LEGUMES E VERDURAS NO QUINTAL: VASOS OU FLOREIRAS COM ALFACES, RABANETES OU ERVAS AROMÁTICAS

Para ter legumes e verduras sem agrotóxicos do que você precisa?
Um pedacinho de terra, sol por algumas horas e sementes.
É o quanto basta para colher cenouras e rabanetes ou ter à mão ervas para tempero (alecrim, hortelã, manjericão e orégano, por exemplo).
Um bom lugar para a pequena horta é junto aos muros (onde a terra é, naturalmente, mais ácida e rica em minhocas). 
Se não dispõe de um espaço apropriado pode criar um ambiente em vasos ou floreiras. Basta deitar, ao fundo, pedrinhas (como as de brita), depois, areia grossa e, por fim, a terra preta (ou composto orgânico e terra comum, em iguais proporções). 
Crianças têm fascinação por coisas ligadas à natureza e a jardinagem ou o cultivo de uma horta trazem maior sentido à vida: a prática da paciência, acompanhar o desenvolvimento de seres vivos, suas necessidades e, afinal, poder provar daquilo que semearam.
Quantos de nós germinaram, na escola, feijões em algodão?

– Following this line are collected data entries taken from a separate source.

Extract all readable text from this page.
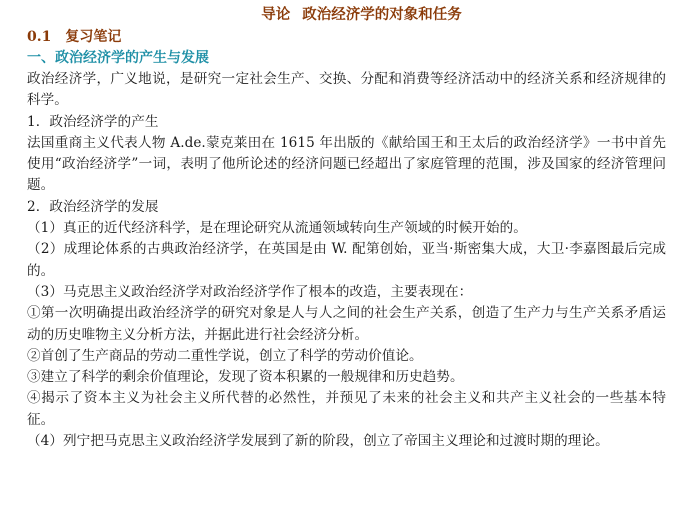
导论 政治经济学的对象和任务
0.1 复习笔记
一、政治经济学的产生与发展

政治经济学，广义地说，是研究一定社会生产、交换、分配和消费等经济活动中的经济关系和经济规律的科学。

1．政治经济学的产生

法国重商主义代表人物 A.de.蒙克莱田在 1615 年出版的《献给国王和王太后的政治经济学》一书中首先使用“政治经济学”一词，表明了他所论述的经济问题已经超出了家庭管理的范围，涉及国家的经济管理问题。

2．政治经济学的发展

（1）真正的近代经济科学，是在理论研究从流通领域转向生产领域的时候开始的。

（2）成理论体系的古典政治经济学，在英国是由 W. 配第创始，亚当·斯密集大成，大卫·李嘉图最后完成的。

（3）马克思主义政治经济学对政治经济学作了根本的改造，主要表现在：

①第一次明确提出政治经济学的研究对象是人与人之间的社会生产关系，创造了生产力与生产关系矛盾运动的历史唯物主义分析方法，并据此进行社会经济分析。

②首创了生产商品的劳动二重性学说，创立了科学的劳动价值论。

③建立了科学的剩余价值理论，发现了资本积累的一般规律和历史趋势。

④揭示了资本主义为社会主义所代替的必然性，并预见了未来的社会主义和共产主义社会的一些基本特征。

（4）列宁把马克思主义政治经济学发展到了新的阶段，创立了帝国主义理论和过渡时期的理论。
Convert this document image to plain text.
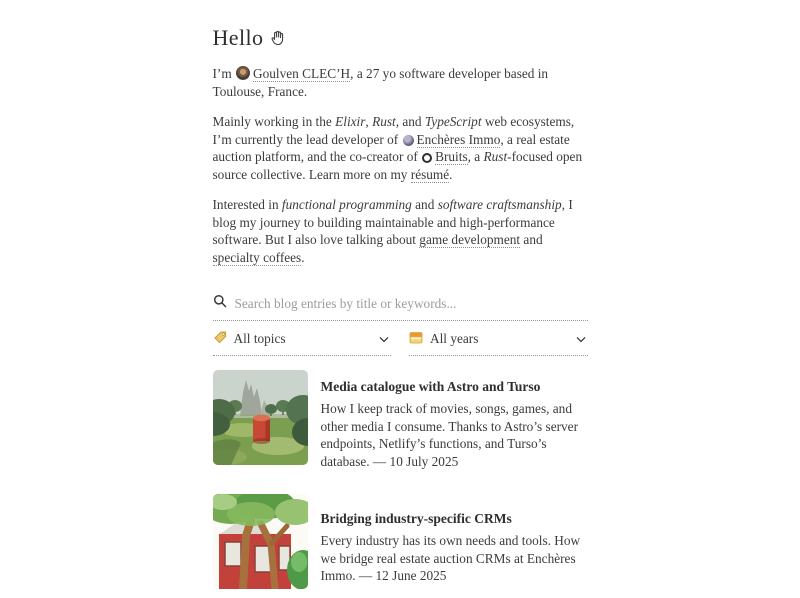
Hello

I’m Goulven CLEC’H, a 27 yo software developer based in Toulouse, France.

Mainly working in the Elixir, Rust, and TypeScript web ecosystems, I’m currently the lead developer of Enchères Immo, a real estate auction platform, and the co-creator of Bruits, a Rust-focused open source collective. Learn more on my résumé.

Interested in functional programming and software craftsmanship, I blog my journey to building maintainable and high-performance software. But I also love talking about game development and specialty coffees.

Search blog entries by title or keywords...
All topics	All years

Media catalogue with Astro and Turso

How I keep track of movies, songs, games, and other media I consume. Thanks to Astro’s server endpoints, Netlify’s functions, and Turso’s database. — 10 July 2025

Bridging industry-specific CRMs

Every industry has its own needs and tools. How we bridge real estate auction CRMs at Enchères Immo. — 12 June 2025
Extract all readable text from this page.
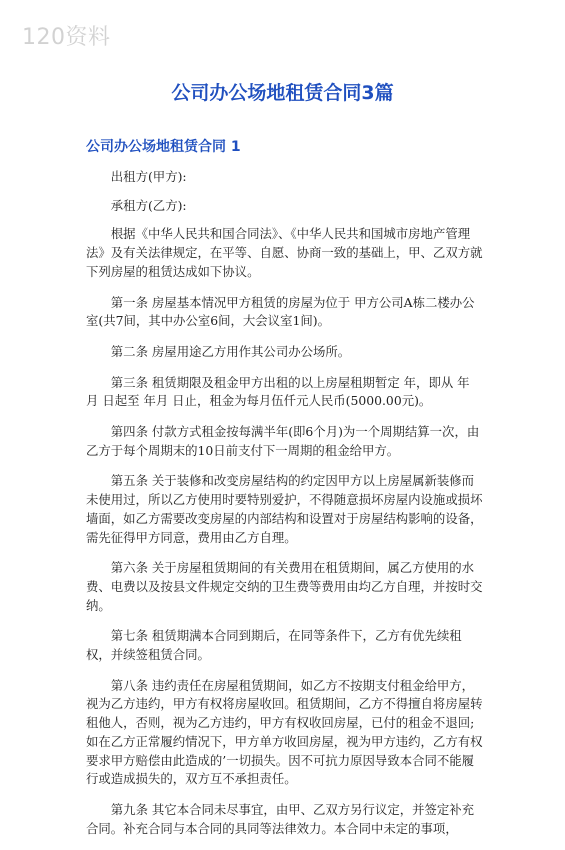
120资料
公司办公场地租赁合同3篇
公司办公场地租赁合同 1

出租方(甲方):

承租方(乙方):

根据《中华人民共和国合同法》、《中华人民共和国城市房地产管理法》及有关法律规定，在平等、自愿、协商一致的基础上，甲、乙双方就下列房屋的租赁达成如下协议。

第一条 房屋基本情况甲方租赁的房屋为位于 甲方公司A栋二楼办公室(共7间，其中办公室6间，大会议室1间)。

第二条 房屋用途乙方用作其公司办公场所。

第三条 租赁期限及租金甲方出租的以上房屋租期暂定 年，即从 年 月 日起至 年月 日止，租金为每月伍仟元人民币(5000.00元)。

第四条 付款方式租金按每满半年(即6个月)为一个周期结算一次，由乙方于每个周期末的10日前支付下一周期的租金给甲方。

第五条 关于装修和改变房屋结构的约定因甲方以上房屋属新装修而未使用过，所以乙方使用时要特别爱护，不得随意损坏房屋内设施或损坏墙面，如乙方需要改变房屋的内部结构和设置对于房屋结构影响的设备，需先征得甲方同意，费用由乙方自理。

第六条 关于房屋租赁期间的有关费用在租赁期间，属乙方使用的水费、电费以及按县文件规定交纳的卫生费等费用由均乙方自理，并按时交纳。

第七条 租赁期满本合同到期后，在同等条件下，乙方有优先续租权，并续签租赁合同。

第八条 违约责任在房屋租赁期间，如乙方不按期支付租金给甲方，视为乙方违约，甲方有权将房屋收回。租赁期间，乙方不得擅自将房屋转租他人，否则，视为乙方违约，甲方有权收回房屋，已付的租金不退回;如在乙方正常履约情况下，甲方单方收回房屋，视为甲方违约，乙方有权要求甲方赔偿由此造成的’一切损失。因不可抗力原因导致本合同不能履行或造成损失的，双方互不承担责任。

第九条 其它本合同未尽事宜，由甲、乙双方另行议定，并签定补充合同。补充合同与本合同的具同等法律效力。本合同中未定的事项，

Se a experiência dos feijões encerrava-se com a primeira transformação, o cultivo de uma pequena horta é mais rico.
Quer legumes de desenvolvimento acelerado? Não tem paciência de esperar? Plante rabanetes. Da semeadura à colheita leva-se entre vinte e quatro dias a um mês, dependendo da espécie escolhida, podendo ser plantados durante o ano inteiro.
Ervas, por seu turno, como o manjericão e a hortelã, são perenes (retiram-se somente as folhinhas que precisar).

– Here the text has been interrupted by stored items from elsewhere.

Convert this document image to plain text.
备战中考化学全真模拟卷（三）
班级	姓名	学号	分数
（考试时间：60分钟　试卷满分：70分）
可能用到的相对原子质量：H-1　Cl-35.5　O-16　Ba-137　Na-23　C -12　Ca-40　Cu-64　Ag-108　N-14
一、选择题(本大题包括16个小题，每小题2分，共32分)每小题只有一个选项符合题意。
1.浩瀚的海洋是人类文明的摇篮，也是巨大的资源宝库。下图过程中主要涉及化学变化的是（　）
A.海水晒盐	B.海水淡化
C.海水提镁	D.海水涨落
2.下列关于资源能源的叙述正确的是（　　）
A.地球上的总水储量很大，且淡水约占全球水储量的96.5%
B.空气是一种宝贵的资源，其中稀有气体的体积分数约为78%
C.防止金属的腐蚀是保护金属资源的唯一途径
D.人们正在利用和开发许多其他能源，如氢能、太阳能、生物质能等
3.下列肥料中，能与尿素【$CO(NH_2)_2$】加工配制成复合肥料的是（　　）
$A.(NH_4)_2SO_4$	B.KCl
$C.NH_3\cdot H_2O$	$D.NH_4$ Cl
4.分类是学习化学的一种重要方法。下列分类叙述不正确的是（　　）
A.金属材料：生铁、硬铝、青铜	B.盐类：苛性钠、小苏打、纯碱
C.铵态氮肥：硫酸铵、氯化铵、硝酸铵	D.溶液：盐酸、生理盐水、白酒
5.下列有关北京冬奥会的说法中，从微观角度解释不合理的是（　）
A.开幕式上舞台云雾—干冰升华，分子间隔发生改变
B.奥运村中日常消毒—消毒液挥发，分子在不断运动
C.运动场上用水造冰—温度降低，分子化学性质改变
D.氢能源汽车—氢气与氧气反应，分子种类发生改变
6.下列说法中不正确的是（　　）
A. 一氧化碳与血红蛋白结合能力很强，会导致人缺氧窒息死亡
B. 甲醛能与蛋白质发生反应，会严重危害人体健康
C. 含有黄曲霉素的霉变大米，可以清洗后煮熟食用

No caso da alface ou do almeirão, a colheita inicia-se de dois a quatro meses após a semeadura e pode-se colher as folhas do pé a partir das extremidades. Se resolver cortar a cabeça de verdura, a planta rebrotará, podendo proporcionar uma segunda colheita. 
Eu retiro folha a folha, segundo minhas necessidades, pois as que a envolvem o pé são mais velhas e as do interior, ainda jovens. 
Que tal colocar mãos à obra (ou à terra) e começar a praticar?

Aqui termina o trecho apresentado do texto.